The third-year tight end has practiced in full heading into Week 10, as it appears he is recovered from a hamstring injury that’s cost him the past few games. Though it will be nice to see him back out on the field, you’d be excused for not being aware that he’d left in the first place. Among all tight ends active for this Sunday’s slate, Howard ranks dead-last with a 9% target share and second-from-the-bottom with a paltry 0.16 PPR fantasy points gained per route run. He has been, without question, the biggest bust at his position so far in 2019. While I totally understand that Arizona has surrendered the most fantasy points per game to TEs, the fact that Howard’s yet to score even double-digit points in a single week can’t just be glossed over due to an appealing opponent.

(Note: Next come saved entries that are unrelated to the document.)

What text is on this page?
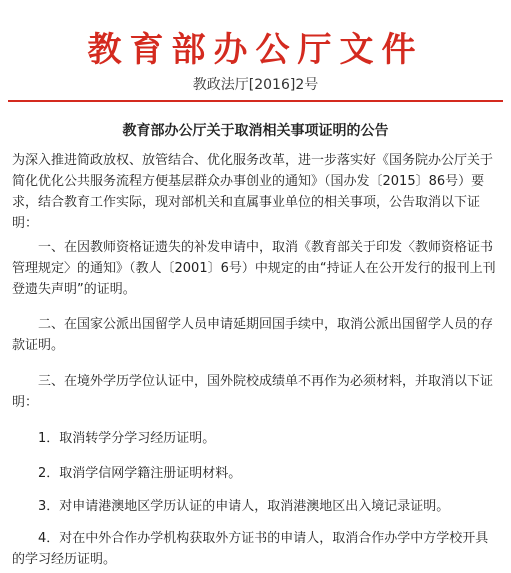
教育部办公厅文件
教政法厅[2016]2号
教育部办公厅关于取消相关事项证明的公告
为深入推进简政放权、放管结合、优化服务改革，进一步落实好《国务院办公厅关于简化优化公共服务流程方便基层群众办事创业的通知》（国办发〔2015〕86号）要求，结合教育工作实际，现对部机关和直属事业单位的相关事项，公告取消以下证明：
一、在因教师资格证遗失的补发申请中，取消《教育部关于印发〈教师资格证书管理规定〉的通知》（教人〔2001〕6号）中规定的由“持证人在公开发行的报刊上刊登遗失声明”的证明。
二、在国家公派出国留学人员申请延期回国手续中，取消公派出国留学人员的存款证明。
三、在境外学历学位认证中，国外院校成绩单不再作为必须材料，并取消以下证明：
1．取消转学分学习经历证明。
2．取消学信网学籍注册证明材料。
3．对申请港澳地区学历认证的申请人，取消港澳地区出入境记录证明。
4．对在中外合作办学机构获取外方证书的申请人，取消合作办学中方学校开具的学习经历证明。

Fantasy Football Analysis, Tampa Bay Buccaneers TE O.J. Howard
The Cardinals are conceding a 27% target share and 9.8 yards per pass attempt to opposing tight ends. Both unsurprisingly are the worst marks in the NFL. This is a poor defense with an obvious weakness. Still, while I’ll begrudgingly admit that you should be utilizing Howard this weekend, I’m not about to proclaim him a high-floor option. He’s not someone I’m looking to get anything close to 100% exposure to in DFS. I mean, even if he’s wide open on every snap, Jameis Winston has to physically get him the ball. Tampa Bay has directed passes to its TEs at a mere 13% clip going back to the beginning of Week 5 and, for the entire season, Mike Evans and Chris Godwin own the league’s highest combined target share at 48.8%. This offense is a duopoly. That’s not magically going to change.